Thousands of restraining orders are obtained every day in the United States, and the majority are granted without the assistance of an attorney. The male victim, however, faces obstacles unique to his gender. Advice as to which judge and/or advocate who may be more understanding of his plight could be crucial. Knowledge of personnel in the district attorney’s office if criminal charges are sought may also be vital. The male victim in particular should seek out an attorney in advance of the need. Finding an attorney who has had prior experience successfully representing male abuse victims will likely take some extended effort, and in some localities, an attorney with prior experience in such cases may not exist. It may take some time to locate a person with adequate expertise in domestic relations law, who will not hesitate to be a strong advocate and who is aware of any sexism in the system.
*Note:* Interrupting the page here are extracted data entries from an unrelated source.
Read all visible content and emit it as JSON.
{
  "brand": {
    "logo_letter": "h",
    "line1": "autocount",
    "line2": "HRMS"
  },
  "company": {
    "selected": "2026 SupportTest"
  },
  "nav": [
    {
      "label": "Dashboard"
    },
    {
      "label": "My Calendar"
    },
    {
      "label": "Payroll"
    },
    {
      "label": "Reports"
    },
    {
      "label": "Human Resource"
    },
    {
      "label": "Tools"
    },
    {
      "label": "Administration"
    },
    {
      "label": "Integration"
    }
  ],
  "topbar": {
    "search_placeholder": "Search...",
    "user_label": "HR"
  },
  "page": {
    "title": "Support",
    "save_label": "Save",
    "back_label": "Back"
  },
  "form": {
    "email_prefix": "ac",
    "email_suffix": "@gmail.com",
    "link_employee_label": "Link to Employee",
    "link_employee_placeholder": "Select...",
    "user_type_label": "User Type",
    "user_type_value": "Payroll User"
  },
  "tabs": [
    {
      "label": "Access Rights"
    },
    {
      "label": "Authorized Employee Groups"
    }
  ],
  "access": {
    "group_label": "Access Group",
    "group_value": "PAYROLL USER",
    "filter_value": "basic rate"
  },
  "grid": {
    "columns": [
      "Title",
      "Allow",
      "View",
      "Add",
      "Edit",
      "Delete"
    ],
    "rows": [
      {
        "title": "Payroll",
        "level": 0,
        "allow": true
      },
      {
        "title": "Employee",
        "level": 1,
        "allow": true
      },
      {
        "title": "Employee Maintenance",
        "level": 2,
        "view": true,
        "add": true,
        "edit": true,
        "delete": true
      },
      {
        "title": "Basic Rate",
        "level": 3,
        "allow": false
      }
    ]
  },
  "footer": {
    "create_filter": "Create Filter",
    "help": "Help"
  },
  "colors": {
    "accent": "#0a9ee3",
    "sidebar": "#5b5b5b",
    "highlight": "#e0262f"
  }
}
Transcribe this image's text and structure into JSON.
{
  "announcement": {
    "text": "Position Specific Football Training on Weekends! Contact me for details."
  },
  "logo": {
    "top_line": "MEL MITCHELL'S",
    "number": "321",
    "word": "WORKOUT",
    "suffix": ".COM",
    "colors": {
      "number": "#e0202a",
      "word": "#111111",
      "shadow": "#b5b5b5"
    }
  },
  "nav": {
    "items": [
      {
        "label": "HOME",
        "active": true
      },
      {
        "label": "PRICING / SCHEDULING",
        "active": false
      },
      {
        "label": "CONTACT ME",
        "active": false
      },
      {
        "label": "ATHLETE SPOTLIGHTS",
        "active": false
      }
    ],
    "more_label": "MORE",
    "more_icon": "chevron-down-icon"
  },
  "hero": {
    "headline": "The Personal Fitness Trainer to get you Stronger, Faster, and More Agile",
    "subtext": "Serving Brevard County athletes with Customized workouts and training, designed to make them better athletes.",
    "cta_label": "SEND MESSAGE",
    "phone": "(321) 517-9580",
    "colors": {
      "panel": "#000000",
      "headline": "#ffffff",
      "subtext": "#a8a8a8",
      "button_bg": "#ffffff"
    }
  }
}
Restraining orders and criminal charges are often dropped or ignored by a domestic violence victim following a reconciliation with his or her partner. The victim is relying on promises that it won’t happen again. The dynamic of domestic violence feeds on the regrets of both victim and perpetrator, and there can be no guarantee that there will not be a repeat of a violent episode. The victim should not rely on promises. He or she should demand specific steps before considering returning. These steps should at a minimum include anger management classes and counseling. If alcohol or drug abuse is part of the situation, a comprehensive and completed treatment program should be required.
The primary physical abuse victim should not neglect his or her own specific steps before considering returning. Gathering information through reading and from others about domestic violence should be a priority, including resources directed at abused women, because of the similarities we have discussed. Counseling to better understand the victim’s role in an abusive situation is necessary, not only to ensure that he or she is prepared to break out of roles and patterns of behavior that contribute to a lack of self-esteem typical of abuse victims but also to help identify factors that may contribute to seeking relationships based on domestic violence in the future.
If the victim does return after specific conditions are met, he or she should still be prepared to act quickly with the previously described emergency exit plan and other steps in place. There must be no acceptance of being physically or verbally abused again. One more abusive act must be the final “last straw.” Male victims tend to be particularly dismissive of so-called minor acts, but it does not matter if he has been “not hardly hurt” or has had much worse happen to him on the athletic playing field. It is abuse when it comes from one’s mate. The victim must wrest control from his mate and give it to himself. He must not return to or accept old dysfunctional patterns of behavior in the relationship. Support in leaving does exist. The victim must accept the responsibility and task of finding that support and taking the necessary step of never returning to this or any other abusive relationship again.